High standards pose quandary for educators

The Education Beat

Tests: Many teachers favor a rigorous curriculum, but the tools designed to ensure this rigor come with their own set of problems.

February 28, 2001|By Mike Bowler | Mike Bowler,SUN STAFF

EVERYWHERE, the teachers have torn emotions.

Part of them, well aware that the public wants a rigorous curriculum, likes the idea of ratcheting up academic standards.

But, oh, those high-stakes tests and the pressure that accompanies them! The MSPAP pep rallies and the weeks of springtime test preparation!

Standards, in short, are OK, but the Maryland School Performance Assessment Program is a headache.

Several recent polls have uncovered these conflicting emotions. For example, eight in 10 teachers surveyed nationally by Education Week for the publication's 2001 "Quality Counts" report card, said the curriculum has become "somewhat" or "a lot" more demanding, and six in 10 said expectations for what children should learn are "somewhat" or "a lot" higher.

At the same time, nearly seven in 10 said instruction stresses tests like MSPAP "far too much" or "somewhat too much," while nearly half reported spending "a great deal" of time prepping for the tests.

"Tests may be looming too large in the classroom," Lynn Olson, project editor of the Education Week report, told the Maryland Board of Education yesterday. Several heads in the audience nodded in agreement, including that of Patricia A. Foerster, president of the Maryland State Teachers Association. MSTA has found similar sentiment among Maryland's 50,000 teachers.

Then, too, Foerster said, there's the inevitable "finger-pointing" that occurs in too many schools as highly stressed principals single out equally stressed teachers when MSPAP scores go south.

Olson doesn't predict a letup in test mania nationally. The so-called "standards movement" has reached every state, and many are testing to beat the band. Meanwhile, President Bush wants the states to test every child in grades three through eight. Bush would have the federal government share in the cost -- in Maryland's case, about $25 a student for MSPAP and $5 a student for the standardized Comprehensive Test of Basic Skills (CTBS).

A number of respected people and organizations are concerned. Last month, the American Educational Research Association sent a memo to state education leaders, urging them to take stock and ask themselves a few questions. When test scores rise, is it because students are learning better? Or, instead, are students overly familiar with the test? Does the testing program help improve education for students who need it most, such as those in high-poverty schools?

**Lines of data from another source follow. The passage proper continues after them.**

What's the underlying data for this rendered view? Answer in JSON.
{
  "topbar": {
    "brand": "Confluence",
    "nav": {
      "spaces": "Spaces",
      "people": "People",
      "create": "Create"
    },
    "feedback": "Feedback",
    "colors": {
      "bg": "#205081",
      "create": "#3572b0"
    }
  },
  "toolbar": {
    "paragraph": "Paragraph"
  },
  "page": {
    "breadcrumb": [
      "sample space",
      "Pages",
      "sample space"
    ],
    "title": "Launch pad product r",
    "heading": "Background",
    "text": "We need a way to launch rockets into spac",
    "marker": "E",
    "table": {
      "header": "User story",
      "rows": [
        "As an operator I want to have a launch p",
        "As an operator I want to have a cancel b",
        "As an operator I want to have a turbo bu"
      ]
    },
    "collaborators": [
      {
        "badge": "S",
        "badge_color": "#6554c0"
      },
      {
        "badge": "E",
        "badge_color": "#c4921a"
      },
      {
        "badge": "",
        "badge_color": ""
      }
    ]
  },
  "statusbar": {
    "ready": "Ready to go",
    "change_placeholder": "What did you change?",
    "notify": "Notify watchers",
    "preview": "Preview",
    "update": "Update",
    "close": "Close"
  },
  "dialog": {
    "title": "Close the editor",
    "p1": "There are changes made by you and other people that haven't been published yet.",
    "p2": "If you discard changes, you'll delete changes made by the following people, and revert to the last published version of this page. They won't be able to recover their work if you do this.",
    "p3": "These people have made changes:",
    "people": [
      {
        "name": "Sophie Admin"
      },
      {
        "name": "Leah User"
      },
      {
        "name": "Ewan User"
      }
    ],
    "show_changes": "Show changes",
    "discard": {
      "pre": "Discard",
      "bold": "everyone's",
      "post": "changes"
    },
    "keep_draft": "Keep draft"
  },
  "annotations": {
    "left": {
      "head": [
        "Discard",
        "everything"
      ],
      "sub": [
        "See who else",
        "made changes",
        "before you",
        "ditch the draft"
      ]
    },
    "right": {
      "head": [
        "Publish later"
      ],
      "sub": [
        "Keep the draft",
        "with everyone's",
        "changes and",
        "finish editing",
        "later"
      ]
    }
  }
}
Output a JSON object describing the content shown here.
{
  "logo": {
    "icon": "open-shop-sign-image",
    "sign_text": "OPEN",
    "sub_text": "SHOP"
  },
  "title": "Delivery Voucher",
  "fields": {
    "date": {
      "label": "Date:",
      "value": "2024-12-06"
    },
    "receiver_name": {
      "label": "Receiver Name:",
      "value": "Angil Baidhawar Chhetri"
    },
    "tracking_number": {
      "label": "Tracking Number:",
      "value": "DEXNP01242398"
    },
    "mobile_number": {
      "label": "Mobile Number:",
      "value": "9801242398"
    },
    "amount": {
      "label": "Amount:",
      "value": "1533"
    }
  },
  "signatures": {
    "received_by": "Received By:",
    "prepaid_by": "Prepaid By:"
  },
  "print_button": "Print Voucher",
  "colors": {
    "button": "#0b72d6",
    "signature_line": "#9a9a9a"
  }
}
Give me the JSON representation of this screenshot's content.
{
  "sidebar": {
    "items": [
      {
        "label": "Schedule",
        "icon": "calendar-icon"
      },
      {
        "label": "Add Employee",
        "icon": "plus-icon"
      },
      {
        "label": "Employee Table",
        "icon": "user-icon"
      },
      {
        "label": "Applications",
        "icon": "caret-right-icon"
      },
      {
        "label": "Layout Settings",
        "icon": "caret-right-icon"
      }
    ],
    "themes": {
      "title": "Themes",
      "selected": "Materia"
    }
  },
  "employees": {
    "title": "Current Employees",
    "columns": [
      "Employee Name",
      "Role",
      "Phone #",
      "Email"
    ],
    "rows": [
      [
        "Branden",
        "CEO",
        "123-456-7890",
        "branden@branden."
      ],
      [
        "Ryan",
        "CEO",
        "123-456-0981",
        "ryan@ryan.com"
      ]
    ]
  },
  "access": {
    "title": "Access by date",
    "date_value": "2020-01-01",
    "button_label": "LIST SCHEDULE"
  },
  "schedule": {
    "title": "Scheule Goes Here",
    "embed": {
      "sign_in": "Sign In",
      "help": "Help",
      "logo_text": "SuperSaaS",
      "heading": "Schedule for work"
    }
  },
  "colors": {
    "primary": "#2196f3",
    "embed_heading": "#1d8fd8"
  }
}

Maryland and the other states need to answer these questions and others. It's a delicate trick, balancing the need for tougher academic standards against the equally pressing need to assess the results.

Bleak picture of MSPAP painted in teacher survey

Here's another survey that's harshly critical of MSPAP.

Donald B. Hofler, recently retired education professor at Loyola College, polled 199 educators in eight Maryland counties and Baltimore City. Hofler asked the teachers to agree or disagree with a series of statements such as, "The MSPAP encourages teacher creativity." Fifty-eight percent strongly disagreed.

Large majorities said MSPAP is inappropriate for its three grade levels, particularly the third grade. The teachers also complained about the readability of tasks on the test.

Hofler said schools should do away with MSPAP pep rallies, exclude the scores of special-education students in their final results and begin the testing in a grade higher than third.

Hofler has been an outspoken critic of MSPAP since its inception.